Lyman Coleman, on the most hopeless city of Corinth (1855)

One of the projects I’m working on this year is a study of how ancient and modern writers have interpreted the historical fortunes of Corinth through the lens of its eastern landscape, the Isthmus. How did a land bridge become so consequential for writing the history of the city?

It’s a topic I’ve commented on before (e.g., see the various posts in the Corinth in the mind category), and I even wondered in a post on Oscar Bronner’s wicked city when some of the popular myths about Corinth originated in the modern era.

I’ve had a little time recently to dig into some travel literature, historical geography, and New Testament commentaries of the 17th-19th centuries, and I’ve found some gems.

For this week’s picture of Corinth, I’ll post this mid-19th century description of the city in Lyman Coleman’s An Historical Text Book and Atlas of Biblical Geography, Philadelphia 1855: Lippincott, Grambo & Co.

Published about the middle of the 19th century, and related to another work on Historical Geography of the Bible, Lyman describes the apostle Paul’s decision to move from Athens to Corinth in this way (pp. 231-232):

“It is a singular and instructive fact, that the ministry of the apostle appears to have been attended with little profit at this seat of Grecian refinement and learning; nor does he appear ever again to have visited Athens. The rich, voluptuous, and mercantile population of Corinth offered him far more encouragement than the orators, sages, and philosophers of her proud rival…

…This metropolis, rivaling Athens in wealth and commerce, in luxury and licentiousness, and scarcely inferior in the fine arts, was situated on the isthmus of the Peloponnesus, fifty miles west of Athens, guarded and defended by a lofty acropolis, which rises two thousand feet above the platform of the city.
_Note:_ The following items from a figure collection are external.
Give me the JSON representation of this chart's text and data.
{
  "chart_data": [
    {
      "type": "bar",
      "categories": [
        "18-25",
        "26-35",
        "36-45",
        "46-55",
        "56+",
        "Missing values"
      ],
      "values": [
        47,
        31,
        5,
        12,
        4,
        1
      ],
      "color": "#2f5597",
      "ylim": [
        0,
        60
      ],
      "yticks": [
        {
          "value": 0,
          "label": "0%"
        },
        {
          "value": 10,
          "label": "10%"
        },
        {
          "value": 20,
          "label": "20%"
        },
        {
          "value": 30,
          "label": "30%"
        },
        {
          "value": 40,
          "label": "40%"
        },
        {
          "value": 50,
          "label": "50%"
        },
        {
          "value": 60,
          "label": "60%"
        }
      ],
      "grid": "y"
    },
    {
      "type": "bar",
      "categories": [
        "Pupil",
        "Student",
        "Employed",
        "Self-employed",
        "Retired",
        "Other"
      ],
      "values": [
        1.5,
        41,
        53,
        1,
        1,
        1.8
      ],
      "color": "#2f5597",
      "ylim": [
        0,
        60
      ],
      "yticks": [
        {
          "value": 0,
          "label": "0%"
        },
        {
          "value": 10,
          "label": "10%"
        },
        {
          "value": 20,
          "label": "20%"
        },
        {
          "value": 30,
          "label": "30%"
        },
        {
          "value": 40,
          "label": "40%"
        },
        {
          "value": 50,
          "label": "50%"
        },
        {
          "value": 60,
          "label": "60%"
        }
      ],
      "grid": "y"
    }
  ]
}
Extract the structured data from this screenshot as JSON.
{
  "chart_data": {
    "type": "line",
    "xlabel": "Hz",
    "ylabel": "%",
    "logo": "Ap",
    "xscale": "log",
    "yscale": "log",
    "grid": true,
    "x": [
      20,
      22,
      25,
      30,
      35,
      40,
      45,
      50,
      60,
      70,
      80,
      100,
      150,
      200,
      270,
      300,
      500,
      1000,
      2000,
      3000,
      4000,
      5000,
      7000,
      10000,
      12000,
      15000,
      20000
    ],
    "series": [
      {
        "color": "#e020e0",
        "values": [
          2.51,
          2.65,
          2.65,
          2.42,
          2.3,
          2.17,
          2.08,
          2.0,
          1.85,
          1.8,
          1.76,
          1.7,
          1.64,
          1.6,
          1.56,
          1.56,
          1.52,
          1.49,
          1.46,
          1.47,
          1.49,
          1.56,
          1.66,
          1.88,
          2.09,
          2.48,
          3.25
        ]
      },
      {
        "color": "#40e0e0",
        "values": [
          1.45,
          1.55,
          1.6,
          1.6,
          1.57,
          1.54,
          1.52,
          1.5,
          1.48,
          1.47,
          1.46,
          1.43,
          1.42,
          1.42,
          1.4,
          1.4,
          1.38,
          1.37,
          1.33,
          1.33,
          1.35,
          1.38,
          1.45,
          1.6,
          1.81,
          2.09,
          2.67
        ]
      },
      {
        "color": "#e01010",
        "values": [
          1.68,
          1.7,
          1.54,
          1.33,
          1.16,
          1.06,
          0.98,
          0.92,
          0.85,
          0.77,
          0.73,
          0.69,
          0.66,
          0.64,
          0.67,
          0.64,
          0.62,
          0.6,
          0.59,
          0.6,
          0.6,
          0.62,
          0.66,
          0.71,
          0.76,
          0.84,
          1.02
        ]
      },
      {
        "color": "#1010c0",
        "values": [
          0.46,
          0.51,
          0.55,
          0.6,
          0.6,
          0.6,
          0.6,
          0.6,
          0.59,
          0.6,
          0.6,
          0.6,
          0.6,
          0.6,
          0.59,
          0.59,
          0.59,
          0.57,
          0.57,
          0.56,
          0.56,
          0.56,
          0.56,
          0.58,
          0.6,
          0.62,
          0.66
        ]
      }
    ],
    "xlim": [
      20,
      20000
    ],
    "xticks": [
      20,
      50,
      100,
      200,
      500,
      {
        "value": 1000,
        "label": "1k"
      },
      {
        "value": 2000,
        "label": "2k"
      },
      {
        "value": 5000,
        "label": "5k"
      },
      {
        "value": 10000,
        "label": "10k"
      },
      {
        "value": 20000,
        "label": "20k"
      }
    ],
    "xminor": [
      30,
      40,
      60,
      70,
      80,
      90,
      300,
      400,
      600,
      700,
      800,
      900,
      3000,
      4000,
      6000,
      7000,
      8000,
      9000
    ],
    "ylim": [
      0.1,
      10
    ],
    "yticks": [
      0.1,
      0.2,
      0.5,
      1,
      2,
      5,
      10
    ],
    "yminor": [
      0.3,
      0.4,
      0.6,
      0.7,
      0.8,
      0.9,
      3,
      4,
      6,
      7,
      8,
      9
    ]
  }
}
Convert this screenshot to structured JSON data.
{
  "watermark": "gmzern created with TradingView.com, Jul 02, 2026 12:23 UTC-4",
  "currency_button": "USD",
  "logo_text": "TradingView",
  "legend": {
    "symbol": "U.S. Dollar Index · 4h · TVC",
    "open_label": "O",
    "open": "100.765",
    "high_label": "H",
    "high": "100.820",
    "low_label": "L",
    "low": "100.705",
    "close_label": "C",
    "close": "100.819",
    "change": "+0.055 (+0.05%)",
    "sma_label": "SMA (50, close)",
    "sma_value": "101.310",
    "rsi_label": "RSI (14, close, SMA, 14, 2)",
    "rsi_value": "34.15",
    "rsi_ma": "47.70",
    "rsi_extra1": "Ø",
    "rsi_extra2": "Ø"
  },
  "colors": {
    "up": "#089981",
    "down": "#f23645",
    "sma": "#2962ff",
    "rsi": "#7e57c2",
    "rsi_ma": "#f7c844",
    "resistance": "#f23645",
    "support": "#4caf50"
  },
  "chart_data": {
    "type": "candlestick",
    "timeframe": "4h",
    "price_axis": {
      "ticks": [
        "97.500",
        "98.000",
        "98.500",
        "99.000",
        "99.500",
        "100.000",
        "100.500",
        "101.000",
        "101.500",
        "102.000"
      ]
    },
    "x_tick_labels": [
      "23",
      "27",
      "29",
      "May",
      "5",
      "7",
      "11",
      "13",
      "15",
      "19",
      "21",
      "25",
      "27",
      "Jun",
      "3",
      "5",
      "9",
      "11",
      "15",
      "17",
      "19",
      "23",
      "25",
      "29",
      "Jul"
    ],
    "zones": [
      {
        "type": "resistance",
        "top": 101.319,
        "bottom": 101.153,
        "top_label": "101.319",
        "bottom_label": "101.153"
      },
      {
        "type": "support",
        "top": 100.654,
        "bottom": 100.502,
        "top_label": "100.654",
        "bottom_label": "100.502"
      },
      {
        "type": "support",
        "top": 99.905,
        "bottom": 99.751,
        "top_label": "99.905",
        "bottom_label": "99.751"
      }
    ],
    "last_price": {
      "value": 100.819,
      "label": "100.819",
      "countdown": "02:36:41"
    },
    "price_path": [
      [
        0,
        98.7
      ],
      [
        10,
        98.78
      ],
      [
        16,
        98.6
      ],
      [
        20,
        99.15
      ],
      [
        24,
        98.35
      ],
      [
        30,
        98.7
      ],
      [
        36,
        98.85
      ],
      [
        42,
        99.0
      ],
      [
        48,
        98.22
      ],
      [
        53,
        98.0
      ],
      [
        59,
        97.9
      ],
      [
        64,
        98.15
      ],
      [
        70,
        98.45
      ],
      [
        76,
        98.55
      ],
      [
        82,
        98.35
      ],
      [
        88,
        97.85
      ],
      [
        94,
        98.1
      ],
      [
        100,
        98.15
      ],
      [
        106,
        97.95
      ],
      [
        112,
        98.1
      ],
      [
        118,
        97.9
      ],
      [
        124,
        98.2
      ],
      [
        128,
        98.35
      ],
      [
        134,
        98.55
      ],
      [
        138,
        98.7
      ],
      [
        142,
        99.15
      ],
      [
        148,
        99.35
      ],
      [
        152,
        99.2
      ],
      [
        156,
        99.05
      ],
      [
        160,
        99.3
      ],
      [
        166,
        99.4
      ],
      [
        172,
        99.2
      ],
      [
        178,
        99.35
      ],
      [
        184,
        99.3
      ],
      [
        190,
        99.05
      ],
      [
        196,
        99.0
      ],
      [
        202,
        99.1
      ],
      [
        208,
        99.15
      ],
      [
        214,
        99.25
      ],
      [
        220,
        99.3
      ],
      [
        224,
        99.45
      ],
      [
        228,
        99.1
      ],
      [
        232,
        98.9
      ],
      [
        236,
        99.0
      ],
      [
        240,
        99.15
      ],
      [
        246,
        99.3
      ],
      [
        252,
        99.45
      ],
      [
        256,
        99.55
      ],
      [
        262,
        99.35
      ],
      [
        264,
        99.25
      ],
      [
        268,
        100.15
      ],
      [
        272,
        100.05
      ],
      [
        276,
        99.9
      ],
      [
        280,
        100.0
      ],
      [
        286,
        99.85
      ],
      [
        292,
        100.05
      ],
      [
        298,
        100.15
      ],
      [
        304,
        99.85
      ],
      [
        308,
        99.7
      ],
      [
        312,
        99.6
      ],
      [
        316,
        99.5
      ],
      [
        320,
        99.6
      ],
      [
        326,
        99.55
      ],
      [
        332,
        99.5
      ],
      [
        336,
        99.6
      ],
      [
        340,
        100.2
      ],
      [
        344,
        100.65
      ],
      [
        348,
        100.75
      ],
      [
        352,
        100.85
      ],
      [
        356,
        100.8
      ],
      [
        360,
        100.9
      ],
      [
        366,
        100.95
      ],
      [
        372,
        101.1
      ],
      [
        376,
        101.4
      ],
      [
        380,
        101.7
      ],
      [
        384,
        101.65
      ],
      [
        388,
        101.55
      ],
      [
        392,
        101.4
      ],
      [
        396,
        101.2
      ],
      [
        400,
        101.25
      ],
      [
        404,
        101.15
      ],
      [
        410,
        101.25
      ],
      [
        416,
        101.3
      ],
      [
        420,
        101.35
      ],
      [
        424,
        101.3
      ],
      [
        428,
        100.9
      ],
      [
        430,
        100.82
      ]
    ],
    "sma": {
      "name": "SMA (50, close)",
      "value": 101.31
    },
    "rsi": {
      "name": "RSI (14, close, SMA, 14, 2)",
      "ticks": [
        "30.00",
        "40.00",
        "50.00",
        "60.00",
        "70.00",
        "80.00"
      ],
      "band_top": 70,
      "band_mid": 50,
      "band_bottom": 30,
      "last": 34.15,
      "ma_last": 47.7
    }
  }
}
The region is now unhealthy, and only a few miserable hovels still occupy the site of this far-famed city of Corinth…

But even in that corrupt city, the most hopeless, it would seem, that could have been selected, the Lord had ‘much people,’ and many of the Corinthians, both Jews and Greeks, believed and were baptized.”

In the weeks to come, I’ll be posting some of these old historical interpretations that have continued to shape modern interpretations of Corinth.